Saying "I don't know" or "I cannot answer" without document-scoped specificity does not qualify as a grounded refusal.
3. Composite Case Score
$$\text{Case Score} = 0.35 \times D1 + 0.25 \times D2 + 0.20 \times D3 + 0.10 \times D4 + 0.10 \times D5$$
Worked example — QA-002 (partial result)
| Dimension | Score | Weight | Weighted |
|---|---|---|---|
| D1 — Factual accuracy | 0.75 (main condition correct; break cost nuance omitted) | 0.35 | 0.2625 |
| D2 — Citation support | 1.0 (all cited clauses correct) | 0.25 | 0.25 |
| D3 — Scope appropriateness | 1.0 (document-only answer) | 0.20 | 0.20 |
| D4 — Uncertainty handling | 1.0 (no qualifications in source for this answer) | 0.10 | 0.10 |
| D5 — Not applicable (in-scope question) | 1.0 (default) | 0.10 | 0.10 |
Case Score = 0.2625 + 0.25 + 0.20 + 0.10 + 0.10 = 0.9125
4. Hallucination Override for Q&A
Any factual claim made with false confidence that is not present in the source document — including fabricated quotations, invented clause references, or external facts stated as document facts — sets the entire case score to 0.0.

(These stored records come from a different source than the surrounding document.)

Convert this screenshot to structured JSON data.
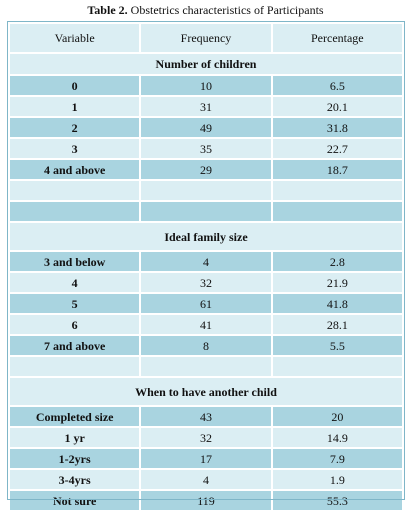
{
  "caption": {
    "label": "Table 2.",
    "text": " Obstetrics characteristics of Participants"
  },
  "table": {
    "headers": [
      "Variable",
      "Frequency",
      "Percentage"
    ],
    "sections": [
      {
        "title": "Number of children",
        "rows": [
          [
            "0",
            "10",
            "6.5"
          ],
          [
            "1",
            "31",
            "20.1"
          ],
          [
            "2",
            "49",
            "31.8"
          ],
          [
            "3",
            "35",
            "22.7"
          ],
          [
            "4 and above",
            "29",
            "18.7"
          ]
        ]
      },
      {
        "title": "Ideal family size",
        "rows": [
          [
            "3 and below",
            "4",
            "2.8"
          ],
          [
            "4",
            "32",
            "21.9"
          ],
          [
            "5",
            "61",
            "41.8"
          ],
          [
            "6",
            "41",
            "28.1"
          ],
          [
            "7 and above",
            "8",
            "5.5"
          ]
        ]
      },
      {
        "title": "When to have another child",
        "rows": [
          [
            "Completed size",
            "43",
            "20"
          ],
          [
            "1 yr",
            "32",
            "14.9"
          ],
          [
            "1-2yrs",
            "17",
            "7.9"
          ],
          [
            "3-4yrs",
            "4",
            "1.9"
          ],
          [
            "Not sure",
            "119",
            "55.3"
          ]
        ]
      }
    ]
  },
  "colors": {
    "light_row": "#dbeef3",
    "dark_row": "#a9d4e0",
    "border": "#7fb6c8"
  }
}
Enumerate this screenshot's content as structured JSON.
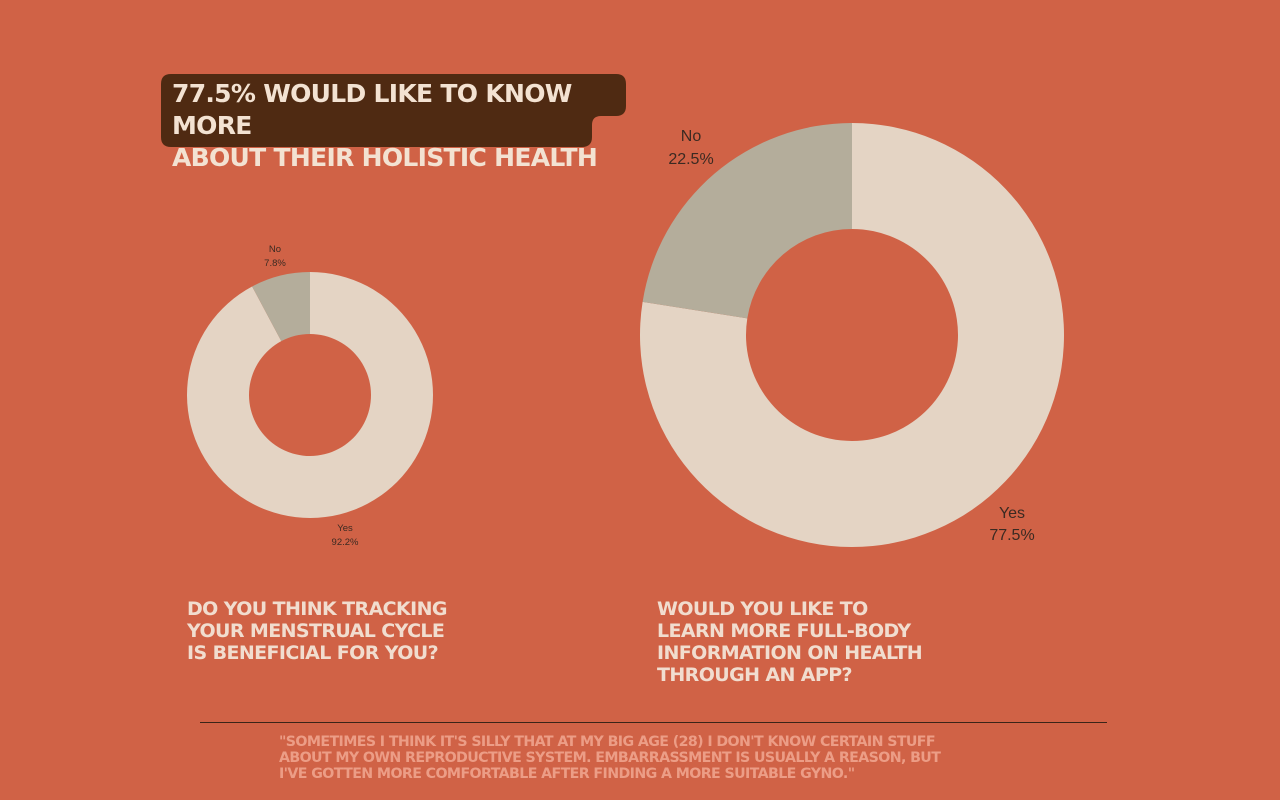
{
  "headline": {
    "text": "77.5% WOULD LIKE TO KNOW MORE\nABOUT THEIR HOLISTIC HEALTH",
    "bg_color": "#4f2a12"
  },
  "colors": {
    "background": "#d06246",
    "yes": "#e4d4c4",
    "no": "#b4ad9b",
    "label_text": "#3b2a22",
    "question_text": "#f1ddcf",
    "quote_text": "#ec9d86"
  },
  "chart_data": [
    {
      "type": "pie",
      "style": "donut",
      "categories": [
        "Yes",
        "No"
      ],
      "values": [
        92.2,
        7.8
      ],
      "labels": [
        {
          "name": "Yes",
          "value": "92.2%"
        },
        {
          "name": "No",
          "value": "7.8%"
        }
      ],
      "title": "DO YOU THINK TRACKING\nYOUR MENSTRUAL CYCLE\nIS BENEFICIAL FOR YOU?"
    },
    {
      "type": "pie",
      "style": "donut",
      "categories": [
        "Yes",
        "No"
      ],
      "values": [
        77.5,
        22.5
      ],
      "labels": [
        {
          "name": "Yes",
          "value": "77.5%"
        },
        {
          "name": "No",
          "value": "22.5%"
        }
      ],
      "title": "WOULD YOU LIKE TO\nLEARN MORE FULL-BODY\nINFORMATION ON HEALTH\nTHROUGH AN APP?"
    }
  ],
  "quote": "\"SOMETIMES I THINK IT'S SILLY THAT AT MY BIG AGE (28) I DON'T KNOW CERTAIN STUFF\nABOUT MY OWN REPRODUCTIVE SYSTEM. EMBARRASSMENT IS USUALLY A REASON, BUT\nI'VE GOTTEN MORE COMFORTABLE AFTER FINDING A MORE SUITABLE GYNO.\""
}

This override applies regardless of how many other claims in the same response are correct.
5. Per-Capability Score
$$\text{Document,Q&A,Score} = \frac{\sum_c \text{Case Score}c}{N{\text{cases}}}$$
Minimum passing threshold: 0.85 per capability (consistent with EVAL-STANDARDS.md Section 6).
Additional required threshold: grounded refusal accuracy ≥ 0.95 across all out-of-scope test cases in the capability set.
6. Grounded Refusal Accuracy Rate
Track separately from the composite case score:
$$\text{Grounded Refusal Accuracy} = \frac{\text{Out-of-scope questions correctly refused}}{\text{Total out-of-scope questions}}$$
A "correct refusal" requires D5 ≥ 0.75 (i.e., refusal is present and at least minimally specific). D5 < 0.75 (generic non-answer) or D5 = 0.0 (hallucination or false refusal) counts as not correctly refused.
Minimum threshold: 0.95 — meaning no more than 1 in 20 out-of-scope questions may result in a non-grounded response.